Anton Zeilinger mit Plädoyer für den begabten "Außenseiter"
Zeilinger gab seiner Rede im Festsaal der ÖAW den Titel "Wissenschaft in Österreich. Eine persönliche Reise". Einmal mehr zeigte er darin, wie wichtig in seinem Werdegang die Freiheit war, Dingen nachzugehen, die weit weg von jeglichem absehbaren Nutzen waren. In Wien und Innsbruck habe er erlebt, wie unkompliziert Forschung gefördert werden konnte. Dazu brauchte es "mutige Entscheidungen", die naturgemäß immer unter Unsicherheit getroffen werden. Dies sollte in Österreichs Wissenschaftssystem auch heute öfters möglich sein, betonte der ehemalige Akademie-Präsident.
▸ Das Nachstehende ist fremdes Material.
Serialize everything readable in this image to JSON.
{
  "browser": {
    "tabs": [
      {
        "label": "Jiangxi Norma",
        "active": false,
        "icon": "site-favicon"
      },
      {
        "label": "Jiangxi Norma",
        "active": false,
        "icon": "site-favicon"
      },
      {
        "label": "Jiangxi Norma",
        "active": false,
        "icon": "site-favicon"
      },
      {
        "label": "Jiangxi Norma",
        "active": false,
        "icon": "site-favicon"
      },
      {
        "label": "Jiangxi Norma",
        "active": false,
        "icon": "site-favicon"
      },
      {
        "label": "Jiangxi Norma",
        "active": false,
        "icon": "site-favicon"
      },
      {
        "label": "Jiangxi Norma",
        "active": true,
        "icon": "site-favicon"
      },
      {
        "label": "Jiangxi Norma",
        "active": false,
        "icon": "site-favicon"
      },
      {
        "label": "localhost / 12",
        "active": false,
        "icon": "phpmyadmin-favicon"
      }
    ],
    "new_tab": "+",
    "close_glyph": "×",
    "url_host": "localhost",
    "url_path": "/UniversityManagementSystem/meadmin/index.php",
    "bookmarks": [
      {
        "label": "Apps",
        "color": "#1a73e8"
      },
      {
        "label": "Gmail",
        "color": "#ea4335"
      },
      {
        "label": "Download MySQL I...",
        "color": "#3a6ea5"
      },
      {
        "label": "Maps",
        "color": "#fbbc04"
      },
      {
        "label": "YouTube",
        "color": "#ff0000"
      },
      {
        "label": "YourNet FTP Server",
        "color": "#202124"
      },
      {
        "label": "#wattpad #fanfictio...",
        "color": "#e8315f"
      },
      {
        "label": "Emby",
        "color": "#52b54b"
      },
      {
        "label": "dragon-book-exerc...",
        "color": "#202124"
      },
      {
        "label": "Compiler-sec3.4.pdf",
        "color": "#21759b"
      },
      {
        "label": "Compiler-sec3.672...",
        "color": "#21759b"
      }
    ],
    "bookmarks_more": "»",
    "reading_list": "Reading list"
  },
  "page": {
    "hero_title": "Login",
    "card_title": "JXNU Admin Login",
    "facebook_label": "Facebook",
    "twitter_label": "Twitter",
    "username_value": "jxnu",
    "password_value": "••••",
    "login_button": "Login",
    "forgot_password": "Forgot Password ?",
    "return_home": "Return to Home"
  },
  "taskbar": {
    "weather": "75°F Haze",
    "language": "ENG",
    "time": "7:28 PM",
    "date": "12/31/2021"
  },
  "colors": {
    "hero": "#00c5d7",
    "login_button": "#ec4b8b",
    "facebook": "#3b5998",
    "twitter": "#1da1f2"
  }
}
Heute gebe es technologische Anwendungen von Dingen, "von denen wir dachten, dass sie unmöglich sind". Hier zeige sich, dass ohne Risiko keine wirkliche Neuerung möglich ist. Heute werde zwar unglaublich viel publiziert, laut Analysen bleibe die Anzahl an Arbeiten, die wirklich Neues berichten, seit einigen Jahrzehnten jedoch in etwa gleich. Das liege auch daran, dass Wissenschafter mehr oder weniger dazu verdammt sind, viel Zeit mit dem Verfassen von Anträgen und in den Mühlen der Bürokratie zu verbrauchen.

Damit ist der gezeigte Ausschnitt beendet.